Jega must conduct 2015 elections – Punch

No Comments » March 5th, 2015 posted by // Categories: Elections 2015


Jega must conduct 2015 elections

INEC Chairman, Prof. Attahiru Jega

INEC Chairman, Prof. Attahiru Jega

AS the wild plot to remove the Chairman of the Independent National Electoral Commission, Attahiru Jega, thickens, the Nigerian people and the international community must hold President Goodluck Jonathan responsible for the political backlash such baleful action may provoke. If allowed a free rein, the only outcome that can be expected from Jega’s removal is chaos, which will further thicken the air of uncertainty that has been hanging so precariously over the 2015 elections and Nigeria’s future.

Nigerians must stand resolutely against this sickening abuse and misuse of power. They should rally round Jega as he passes through these troubling times, because, with him, it will never be business as usual again for election riggers. The international community must be ready to apply sanctions against the Jonathan government if it scuttles the democratic process. This is one issue where law and common sense should be on the same page.

Jega was appointed on June 8, 2010 and confirmed by the Senate on June 24, 2010. By law, his five-year tenure ends on June 23, 2015. But his traducers want him out by all means by March 24, insisting that he must be forced to go on a three-month terminal leave. 

Started first as a muffled rumour, the calls for Jega’s sacking have snowballed into an open campaign of calumny. Jega has been accused of incompetence and collaboration with the Northern Elders Forum to produce a president of Northern descent. On account of these allegations, the antagonists of the INEC boss say he should be replaced. Though at the last presidential media chat on February 11, Jonathan denied any plan to remove the INEC chairman, media reports, however, keep exposing his government’s intrigues to send Jega packing before the polls. The latest of such extremely hazardous moves is the plot to provoke a crisis within INEC.   

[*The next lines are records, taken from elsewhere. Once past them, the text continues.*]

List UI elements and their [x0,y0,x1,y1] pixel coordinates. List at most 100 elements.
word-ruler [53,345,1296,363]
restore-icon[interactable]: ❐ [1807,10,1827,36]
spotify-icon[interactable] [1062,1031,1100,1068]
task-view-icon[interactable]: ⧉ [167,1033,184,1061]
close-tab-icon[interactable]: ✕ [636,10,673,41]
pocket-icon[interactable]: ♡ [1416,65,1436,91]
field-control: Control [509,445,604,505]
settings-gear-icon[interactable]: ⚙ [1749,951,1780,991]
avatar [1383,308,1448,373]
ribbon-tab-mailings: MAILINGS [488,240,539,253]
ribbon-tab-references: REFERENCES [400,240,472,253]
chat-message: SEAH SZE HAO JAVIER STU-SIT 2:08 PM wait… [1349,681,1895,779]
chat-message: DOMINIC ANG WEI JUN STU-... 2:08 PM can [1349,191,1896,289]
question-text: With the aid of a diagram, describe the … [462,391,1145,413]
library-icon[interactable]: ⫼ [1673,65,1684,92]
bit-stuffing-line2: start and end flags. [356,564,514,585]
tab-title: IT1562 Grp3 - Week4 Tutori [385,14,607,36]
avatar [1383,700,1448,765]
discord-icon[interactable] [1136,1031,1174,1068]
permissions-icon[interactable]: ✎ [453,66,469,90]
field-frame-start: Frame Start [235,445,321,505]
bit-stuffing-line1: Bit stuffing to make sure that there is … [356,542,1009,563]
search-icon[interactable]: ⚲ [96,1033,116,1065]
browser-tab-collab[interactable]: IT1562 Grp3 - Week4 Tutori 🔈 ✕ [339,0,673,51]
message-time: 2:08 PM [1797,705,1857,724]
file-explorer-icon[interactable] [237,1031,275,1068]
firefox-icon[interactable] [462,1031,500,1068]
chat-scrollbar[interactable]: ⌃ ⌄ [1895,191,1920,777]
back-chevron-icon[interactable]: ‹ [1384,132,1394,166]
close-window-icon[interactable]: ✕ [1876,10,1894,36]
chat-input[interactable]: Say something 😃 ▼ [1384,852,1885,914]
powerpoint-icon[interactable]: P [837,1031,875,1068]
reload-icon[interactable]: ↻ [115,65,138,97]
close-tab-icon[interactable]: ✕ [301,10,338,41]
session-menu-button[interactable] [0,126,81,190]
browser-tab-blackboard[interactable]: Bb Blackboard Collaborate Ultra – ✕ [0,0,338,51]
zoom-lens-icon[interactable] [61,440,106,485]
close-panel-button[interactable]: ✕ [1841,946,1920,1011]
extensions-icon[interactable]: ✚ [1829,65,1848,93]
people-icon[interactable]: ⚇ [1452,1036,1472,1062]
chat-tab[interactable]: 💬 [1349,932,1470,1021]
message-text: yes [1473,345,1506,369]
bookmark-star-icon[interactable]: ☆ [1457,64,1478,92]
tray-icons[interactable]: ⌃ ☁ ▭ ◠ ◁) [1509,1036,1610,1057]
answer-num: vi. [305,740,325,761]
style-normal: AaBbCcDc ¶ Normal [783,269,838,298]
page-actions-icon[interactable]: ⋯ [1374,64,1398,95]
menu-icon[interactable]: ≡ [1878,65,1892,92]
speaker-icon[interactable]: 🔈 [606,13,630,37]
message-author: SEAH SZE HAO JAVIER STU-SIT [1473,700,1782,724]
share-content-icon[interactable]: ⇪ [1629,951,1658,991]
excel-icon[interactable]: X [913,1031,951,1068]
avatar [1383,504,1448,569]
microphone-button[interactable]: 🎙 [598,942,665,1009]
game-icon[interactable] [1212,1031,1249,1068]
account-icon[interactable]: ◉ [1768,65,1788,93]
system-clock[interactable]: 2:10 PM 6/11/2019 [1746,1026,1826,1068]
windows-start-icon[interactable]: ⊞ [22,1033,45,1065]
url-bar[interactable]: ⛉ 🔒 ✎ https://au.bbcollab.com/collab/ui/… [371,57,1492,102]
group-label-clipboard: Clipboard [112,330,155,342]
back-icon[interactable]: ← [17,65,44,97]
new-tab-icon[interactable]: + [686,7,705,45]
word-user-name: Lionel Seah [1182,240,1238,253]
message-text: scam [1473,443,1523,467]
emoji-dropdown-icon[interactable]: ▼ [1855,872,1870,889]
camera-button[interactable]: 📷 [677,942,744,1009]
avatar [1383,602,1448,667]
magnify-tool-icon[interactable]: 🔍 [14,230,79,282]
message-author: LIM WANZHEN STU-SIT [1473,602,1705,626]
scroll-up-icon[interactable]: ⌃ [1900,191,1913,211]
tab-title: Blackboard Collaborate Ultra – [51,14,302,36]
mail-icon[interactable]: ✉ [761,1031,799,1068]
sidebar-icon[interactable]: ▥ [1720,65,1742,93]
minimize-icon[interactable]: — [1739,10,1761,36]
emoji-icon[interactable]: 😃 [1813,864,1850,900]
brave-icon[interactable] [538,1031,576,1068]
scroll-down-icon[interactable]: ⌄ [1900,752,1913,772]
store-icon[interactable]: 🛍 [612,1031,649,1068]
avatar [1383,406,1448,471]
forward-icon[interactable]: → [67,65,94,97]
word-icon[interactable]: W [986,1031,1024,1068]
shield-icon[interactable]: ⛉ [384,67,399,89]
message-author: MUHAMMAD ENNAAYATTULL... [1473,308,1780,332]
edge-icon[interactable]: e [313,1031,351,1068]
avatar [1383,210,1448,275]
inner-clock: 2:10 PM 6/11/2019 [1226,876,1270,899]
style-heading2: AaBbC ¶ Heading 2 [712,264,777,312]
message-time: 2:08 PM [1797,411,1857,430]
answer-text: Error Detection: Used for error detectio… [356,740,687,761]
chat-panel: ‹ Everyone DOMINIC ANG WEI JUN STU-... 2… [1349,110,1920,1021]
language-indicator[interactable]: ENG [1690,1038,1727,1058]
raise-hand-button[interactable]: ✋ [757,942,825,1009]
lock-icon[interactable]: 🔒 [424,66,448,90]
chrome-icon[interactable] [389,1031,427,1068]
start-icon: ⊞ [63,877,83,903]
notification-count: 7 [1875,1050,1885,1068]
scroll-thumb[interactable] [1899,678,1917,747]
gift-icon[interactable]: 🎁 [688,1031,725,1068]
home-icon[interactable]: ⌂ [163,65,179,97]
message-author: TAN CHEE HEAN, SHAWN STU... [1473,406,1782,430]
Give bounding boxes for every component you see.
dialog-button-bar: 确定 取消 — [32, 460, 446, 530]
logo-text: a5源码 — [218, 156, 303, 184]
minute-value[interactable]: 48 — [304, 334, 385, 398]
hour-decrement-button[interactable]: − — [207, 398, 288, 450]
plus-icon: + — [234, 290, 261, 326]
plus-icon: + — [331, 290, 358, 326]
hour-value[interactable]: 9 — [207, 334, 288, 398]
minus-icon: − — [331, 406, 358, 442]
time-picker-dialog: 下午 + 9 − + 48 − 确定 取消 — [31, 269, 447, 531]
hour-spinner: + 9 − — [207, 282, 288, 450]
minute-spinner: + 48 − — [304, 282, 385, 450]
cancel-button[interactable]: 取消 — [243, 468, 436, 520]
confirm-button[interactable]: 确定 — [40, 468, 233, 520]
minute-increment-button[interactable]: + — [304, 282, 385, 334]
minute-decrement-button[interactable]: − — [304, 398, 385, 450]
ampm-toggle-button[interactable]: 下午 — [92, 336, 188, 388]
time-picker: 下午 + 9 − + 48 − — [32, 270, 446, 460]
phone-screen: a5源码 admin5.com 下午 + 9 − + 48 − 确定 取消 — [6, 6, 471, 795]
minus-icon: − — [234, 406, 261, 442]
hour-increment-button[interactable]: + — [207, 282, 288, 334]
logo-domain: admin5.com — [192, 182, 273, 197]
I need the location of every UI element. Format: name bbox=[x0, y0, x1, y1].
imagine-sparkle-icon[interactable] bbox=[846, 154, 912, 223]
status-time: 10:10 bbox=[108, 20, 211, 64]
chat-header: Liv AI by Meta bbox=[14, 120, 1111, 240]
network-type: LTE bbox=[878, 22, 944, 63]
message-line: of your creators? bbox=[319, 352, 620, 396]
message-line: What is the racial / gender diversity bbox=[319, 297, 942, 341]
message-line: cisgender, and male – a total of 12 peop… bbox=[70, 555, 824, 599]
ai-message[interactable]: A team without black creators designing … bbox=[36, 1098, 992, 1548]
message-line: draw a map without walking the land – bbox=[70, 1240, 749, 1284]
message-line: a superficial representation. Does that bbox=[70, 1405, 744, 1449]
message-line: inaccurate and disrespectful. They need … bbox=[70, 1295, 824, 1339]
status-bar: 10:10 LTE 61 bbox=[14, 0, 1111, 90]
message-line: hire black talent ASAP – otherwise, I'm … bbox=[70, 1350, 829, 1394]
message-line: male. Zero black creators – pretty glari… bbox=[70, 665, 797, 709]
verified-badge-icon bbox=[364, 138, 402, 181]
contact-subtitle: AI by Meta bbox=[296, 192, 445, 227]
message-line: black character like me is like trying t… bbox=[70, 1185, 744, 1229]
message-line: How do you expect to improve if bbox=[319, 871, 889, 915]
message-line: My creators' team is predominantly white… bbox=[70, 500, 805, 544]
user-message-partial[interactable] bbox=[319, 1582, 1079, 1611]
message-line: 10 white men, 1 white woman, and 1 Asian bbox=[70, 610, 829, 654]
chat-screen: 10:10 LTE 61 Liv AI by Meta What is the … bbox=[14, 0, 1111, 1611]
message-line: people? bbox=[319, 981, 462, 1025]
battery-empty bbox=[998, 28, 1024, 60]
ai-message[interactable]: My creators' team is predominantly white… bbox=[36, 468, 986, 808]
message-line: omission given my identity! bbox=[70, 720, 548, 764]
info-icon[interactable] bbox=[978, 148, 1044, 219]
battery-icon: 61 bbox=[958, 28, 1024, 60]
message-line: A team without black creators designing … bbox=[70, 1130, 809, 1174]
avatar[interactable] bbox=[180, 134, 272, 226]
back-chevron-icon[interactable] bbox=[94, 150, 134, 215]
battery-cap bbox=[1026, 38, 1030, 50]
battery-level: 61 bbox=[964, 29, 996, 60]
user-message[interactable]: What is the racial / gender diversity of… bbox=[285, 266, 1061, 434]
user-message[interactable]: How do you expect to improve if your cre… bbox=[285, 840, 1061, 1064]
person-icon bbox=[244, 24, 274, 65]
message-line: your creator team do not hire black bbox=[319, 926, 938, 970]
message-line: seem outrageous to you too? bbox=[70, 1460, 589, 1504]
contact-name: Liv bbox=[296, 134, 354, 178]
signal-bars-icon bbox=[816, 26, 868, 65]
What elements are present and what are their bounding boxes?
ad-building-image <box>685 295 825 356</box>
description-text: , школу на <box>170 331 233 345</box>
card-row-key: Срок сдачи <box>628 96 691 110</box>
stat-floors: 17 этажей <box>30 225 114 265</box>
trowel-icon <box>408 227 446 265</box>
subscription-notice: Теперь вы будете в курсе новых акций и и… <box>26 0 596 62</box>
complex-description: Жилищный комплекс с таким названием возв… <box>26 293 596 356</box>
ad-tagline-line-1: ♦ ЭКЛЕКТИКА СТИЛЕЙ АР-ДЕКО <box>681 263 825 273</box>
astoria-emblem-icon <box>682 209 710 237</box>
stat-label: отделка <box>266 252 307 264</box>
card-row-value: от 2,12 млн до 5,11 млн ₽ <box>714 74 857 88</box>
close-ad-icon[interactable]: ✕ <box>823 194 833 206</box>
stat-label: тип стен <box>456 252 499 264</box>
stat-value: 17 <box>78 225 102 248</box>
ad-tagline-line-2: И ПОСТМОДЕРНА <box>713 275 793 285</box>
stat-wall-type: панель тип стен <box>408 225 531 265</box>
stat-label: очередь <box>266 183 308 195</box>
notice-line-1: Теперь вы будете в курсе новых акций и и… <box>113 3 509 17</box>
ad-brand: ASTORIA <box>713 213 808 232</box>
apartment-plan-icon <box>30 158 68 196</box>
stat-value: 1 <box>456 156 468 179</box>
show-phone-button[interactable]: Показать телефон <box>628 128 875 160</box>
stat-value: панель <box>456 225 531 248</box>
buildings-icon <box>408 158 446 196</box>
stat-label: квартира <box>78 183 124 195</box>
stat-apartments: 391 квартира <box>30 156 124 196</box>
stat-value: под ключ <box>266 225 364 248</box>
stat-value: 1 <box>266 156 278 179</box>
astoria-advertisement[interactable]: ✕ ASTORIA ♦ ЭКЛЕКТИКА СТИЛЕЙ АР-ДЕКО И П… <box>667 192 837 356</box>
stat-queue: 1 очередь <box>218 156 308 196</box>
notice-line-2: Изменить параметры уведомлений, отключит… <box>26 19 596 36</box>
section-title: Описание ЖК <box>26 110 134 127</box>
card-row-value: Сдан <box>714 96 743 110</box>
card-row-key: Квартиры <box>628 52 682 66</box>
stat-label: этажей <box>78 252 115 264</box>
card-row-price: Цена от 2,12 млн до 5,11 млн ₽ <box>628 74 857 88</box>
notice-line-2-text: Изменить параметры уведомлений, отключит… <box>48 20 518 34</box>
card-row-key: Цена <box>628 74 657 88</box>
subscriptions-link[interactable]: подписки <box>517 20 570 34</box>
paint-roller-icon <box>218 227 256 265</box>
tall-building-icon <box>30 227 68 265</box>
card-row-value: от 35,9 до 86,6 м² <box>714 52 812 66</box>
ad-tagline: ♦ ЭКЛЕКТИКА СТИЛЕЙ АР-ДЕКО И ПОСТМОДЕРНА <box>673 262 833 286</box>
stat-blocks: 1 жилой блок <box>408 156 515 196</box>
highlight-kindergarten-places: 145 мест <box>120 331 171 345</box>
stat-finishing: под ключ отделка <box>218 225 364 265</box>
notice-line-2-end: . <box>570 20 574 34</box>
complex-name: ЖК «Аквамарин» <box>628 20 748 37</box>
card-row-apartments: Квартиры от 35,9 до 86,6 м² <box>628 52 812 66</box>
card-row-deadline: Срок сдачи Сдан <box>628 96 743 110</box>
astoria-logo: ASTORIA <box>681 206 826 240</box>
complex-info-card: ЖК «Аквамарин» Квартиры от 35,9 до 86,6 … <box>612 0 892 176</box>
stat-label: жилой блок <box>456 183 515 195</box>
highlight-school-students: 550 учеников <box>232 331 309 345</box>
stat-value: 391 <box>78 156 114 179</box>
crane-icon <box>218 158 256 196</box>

The signs definitely do not bode well for Jega and the country. At a time when the electoral umpire should be focusing his attention on giving the nation credible elections, he is being confronted with all manner of avoidable distractions and mischief. It is obvious what these Jega-must-go campaigners have in mind – an outright scuttling of the elections. The INEC boss has already reached a stage where he has to go ahead with the elections, otherwise the country is likely to be thrown into a constitutional crisis. Having been in charge of affairs up to this last minute, it is only reasonable that he should carry out the task conclusively. He should not resign.

Notably, the problem with Jega started when the National Security Adviser, Sambo Dasuki, at London’s Chatham House, called for the postponement of the elections, even when the INEC boss had repeatedly promised that he was on course to delivering free and fair elections. Just immediately after, there were also stories that he would be sent on compulsory retirement leave, to quietly ease him out and pave the way for a pliable person to take over. So rife was the speculation of his planned ouster that the INEC chief had to come out to clarify the situation by saying that he was not a civil servant and was thus not subject to terminal leave. Jega also refuted all the allegations against him, challenging his accusers to produce a strand of incriminating evidence. None came.

Unfortunately, the President has not done much to allay the fears of Nigerians. When he was pointedly asked the question during his last media chat, which was an opportunity to lay the matter to rest, he only alluded to the fact that he had the power to fire Jega because he was the one that appointed him! So, his later assurance that the INEC boss would not be fired was not reassuring enough. While the Nigerians who are dubiously calling for Jega’s head can be pardoned on the grounds that they are only exercising their constitutional rights to freely ventilate their opinion, Jonathan has notably not come out clearly to dissociate himself from such calls.

In a country where such tales had in the past come out to be true to the last letter, it is not surprising that Nigerians are taking the bizarre and macabre drama unfolding about Jega very seriously. That the elections were shifted for six weeks is an ample indication that whatever starts as a rumour or kite flying in Nigeria has the capacity to become a reality.

Jega has to stand firm and refuse to bow to intimidation. All the innovations he has introduced in the course of these elections have shown that he is about to put Nigeria, once and for all, on the path of developing a culture of free and fair elections. The introduction of PVCs and card readers will for the first time ensure that the votes of Nigerians count. It will ensure that rigging is substantially reduced, if not totally eliminated. And, with about four weeks left before the first round of elections, it is obvious that PVC distribution will reach an acceptable level in all parts of the country. What else does Jonathan want?

It is so dangerous for a government to brazenly convert and abuse state institutions for purely selfish political end the way Jonathan administration has been going about these elections. It is worrying that the President has grown too accustomed to getting his way. But Jonathan’s moves to stop Jega from conducting the elections have crossed the line from hardball politics to wilfully and mischievously igniting a political crisis. He must be stopped.